■ 「自家製大砲の検証」■
政府が補償金を支払わずに里山に風力発電所を建設しているため、農民が刀と自家製大砲で武装、建設現場を襲撃した事件について記事「農民レッドリボン軍が地方政府に“宣戦布告”、自家製大砲を手に建設現場を襲撃―中国」で紹介しました。
気になる自家製大砲ですが、湖南省南部では「械闘」の際に一般的に使われるものとのこと。犬大将さんが中国の論文を紹介してくれました。(以上、文責は高口康太)
自家製「土炮」、どっかに作りかたなどあるだろうとおもったら、中国の警察さまによる「自家製大砲の検証」という報告がありました(胡同光・刘开足・喻卫东(湖南省郴州市公安局)「自制土炮的检验」『刑事技术』2004年第5期)。
短いしおもしろいので中身をざっと紹介しようかとおもいます。中国語読める人はCNKIとかで探して原文読んでください。
冒頭にはこうあります。
湖南省南部一帯では歴史的原因と自然環境の要因により、村と村、宗族と宗族との間で争いが絶えず、山、土地、水、その他要因をめぐり、大規模な「械闘」が行なわれてきた。その中で自家製大砲は敵の集団や建物を“爆撃”するために使われている。
「械闘」というのは武器をつかった争いのことで、村どうし一族どうしの戦争ですね。それがよくあるというわけですが、自家製大砲も普通につかわれているようです。
構造ですが、口径20mmから75mm、長さ80cmから140cmの間の管の一方を鉄板で溶接してふさぐ、あるいは折り曲げてふさいだ後、尾部の2~4センチのところに小さな点火口を開けたら完成。発射口から火薬を入れ、その後弾を入れたら準備完了で、爆竹の導火線などを使って点火口から火を着けます。報告では「湿気てさえなければすぐ使える」と簡便さを強調しています。
中国では各種祝い事に爆竹は不可欠なものなので火薬は簡単に手に入ります。しかも中国の爆竹は日本のものみたいにみみっちくなくて一個一個がデカい上にいっぱいついており、それを大量にパパンパンパンパンパパパンパン(略)と地響きがするくらい鳴らすのが普通なのでそれをほぐせばだれでも大量な火薬を手にすることができます。
なお大砲の威力は詰めた火薬の量によって決まるのですが、入れすぎると砲身が破裂するので注意が必要。論文では「錆びた土炮に30グラムの火薬を詰めたら破裂した」というエピソードも紹介されています。
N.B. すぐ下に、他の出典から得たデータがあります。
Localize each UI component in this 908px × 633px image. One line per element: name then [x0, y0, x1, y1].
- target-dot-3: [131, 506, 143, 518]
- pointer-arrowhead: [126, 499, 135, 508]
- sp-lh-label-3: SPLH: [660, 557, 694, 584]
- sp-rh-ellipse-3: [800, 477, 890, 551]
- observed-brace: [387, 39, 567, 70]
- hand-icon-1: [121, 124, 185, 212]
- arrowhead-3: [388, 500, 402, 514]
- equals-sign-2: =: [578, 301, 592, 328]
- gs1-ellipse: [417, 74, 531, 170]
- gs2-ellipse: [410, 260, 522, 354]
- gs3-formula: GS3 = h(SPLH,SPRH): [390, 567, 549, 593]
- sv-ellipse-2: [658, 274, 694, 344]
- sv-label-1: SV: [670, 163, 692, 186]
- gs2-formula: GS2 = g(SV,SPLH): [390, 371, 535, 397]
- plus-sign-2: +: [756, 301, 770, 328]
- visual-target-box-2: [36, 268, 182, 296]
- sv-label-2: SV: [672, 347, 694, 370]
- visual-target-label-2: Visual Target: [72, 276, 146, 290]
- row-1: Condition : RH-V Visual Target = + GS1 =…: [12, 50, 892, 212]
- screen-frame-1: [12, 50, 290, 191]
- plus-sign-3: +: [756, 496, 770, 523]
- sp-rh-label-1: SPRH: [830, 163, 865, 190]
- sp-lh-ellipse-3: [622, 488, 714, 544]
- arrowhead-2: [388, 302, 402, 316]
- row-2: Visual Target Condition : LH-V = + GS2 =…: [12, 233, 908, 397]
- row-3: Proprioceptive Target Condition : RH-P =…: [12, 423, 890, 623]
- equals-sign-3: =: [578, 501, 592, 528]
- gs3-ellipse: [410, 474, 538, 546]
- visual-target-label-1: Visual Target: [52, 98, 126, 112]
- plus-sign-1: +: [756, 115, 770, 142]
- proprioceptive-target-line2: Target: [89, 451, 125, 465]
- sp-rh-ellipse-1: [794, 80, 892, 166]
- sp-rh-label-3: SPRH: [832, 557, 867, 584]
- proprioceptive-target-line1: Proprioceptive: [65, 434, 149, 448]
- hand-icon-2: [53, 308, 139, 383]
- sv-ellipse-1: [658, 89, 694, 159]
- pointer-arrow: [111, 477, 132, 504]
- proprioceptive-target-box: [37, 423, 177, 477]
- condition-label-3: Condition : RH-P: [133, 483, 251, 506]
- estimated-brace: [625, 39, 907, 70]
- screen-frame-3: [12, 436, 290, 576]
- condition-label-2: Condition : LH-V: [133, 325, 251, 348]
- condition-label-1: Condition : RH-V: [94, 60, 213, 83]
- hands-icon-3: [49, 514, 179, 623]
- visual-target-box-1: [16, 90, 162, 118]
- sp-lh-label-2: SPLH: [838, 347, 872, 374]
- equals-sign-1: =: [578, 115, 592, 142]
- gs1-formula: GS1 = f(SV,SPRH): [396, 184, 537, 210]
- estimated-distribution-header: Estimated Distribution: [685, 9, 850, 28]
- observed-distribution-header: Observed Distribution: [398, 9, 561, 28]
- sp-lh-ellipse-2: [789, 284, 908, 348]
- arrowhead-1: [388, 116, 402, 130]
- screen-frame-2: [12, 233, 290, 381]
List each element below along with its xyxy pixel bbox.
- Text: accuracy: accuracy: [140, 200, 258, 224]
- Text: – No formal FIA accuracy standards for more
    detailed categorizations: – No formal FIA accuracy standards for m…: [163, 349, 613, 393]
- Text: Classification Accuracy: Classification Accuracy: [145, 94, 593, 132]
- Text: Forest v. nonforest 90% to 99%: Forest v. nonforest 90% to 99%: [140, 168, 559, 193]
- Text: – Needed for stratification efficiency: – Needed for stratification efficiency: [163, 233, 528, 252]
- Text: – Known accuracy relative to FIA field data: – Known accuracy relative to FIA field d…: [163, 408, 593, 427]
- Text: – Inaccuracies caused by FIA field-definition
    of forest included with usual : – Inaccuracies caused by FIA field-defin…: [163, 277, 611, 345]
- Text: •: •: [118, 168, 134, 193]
弾はどうするかというと、これも二種類あります。一つが「鉄片、ベアリング、釘、石、ガラス」などを入れてぶっぱなすもの。いうならば散弾です。たしかに集団戦では使えそうです。もうひとつが自作の砲弾をつくって飛ばすもの。砲身よりもワンサイズ小さいパイプの尾部を溶接し、火薬を詰めた後雷管を装着。木を削って作った弾頭を付けて完成。ちゃんと着弾後に爆発する砲弾の出来上がりです。
この自家製土炮ですが、大砲というよりも中国の抗日ドラマなんかでよくでてくる擲弾筒に近い感覚なんでしょう。郴州管内では普通は「械闘」につかわれているそうですね。稀にその他の犯罪にも応用されているそうです。
警察さまがなんでこんな報告を書いているかというと、構造が簡単すぎることが問題だからだとか。「中華人民共和国銃砲管理法」でいうところの「銃砲」と認定するために、どういう構造をしているのかを確認し、どういう試験をすればいいのかと警察も悩んでいるようです。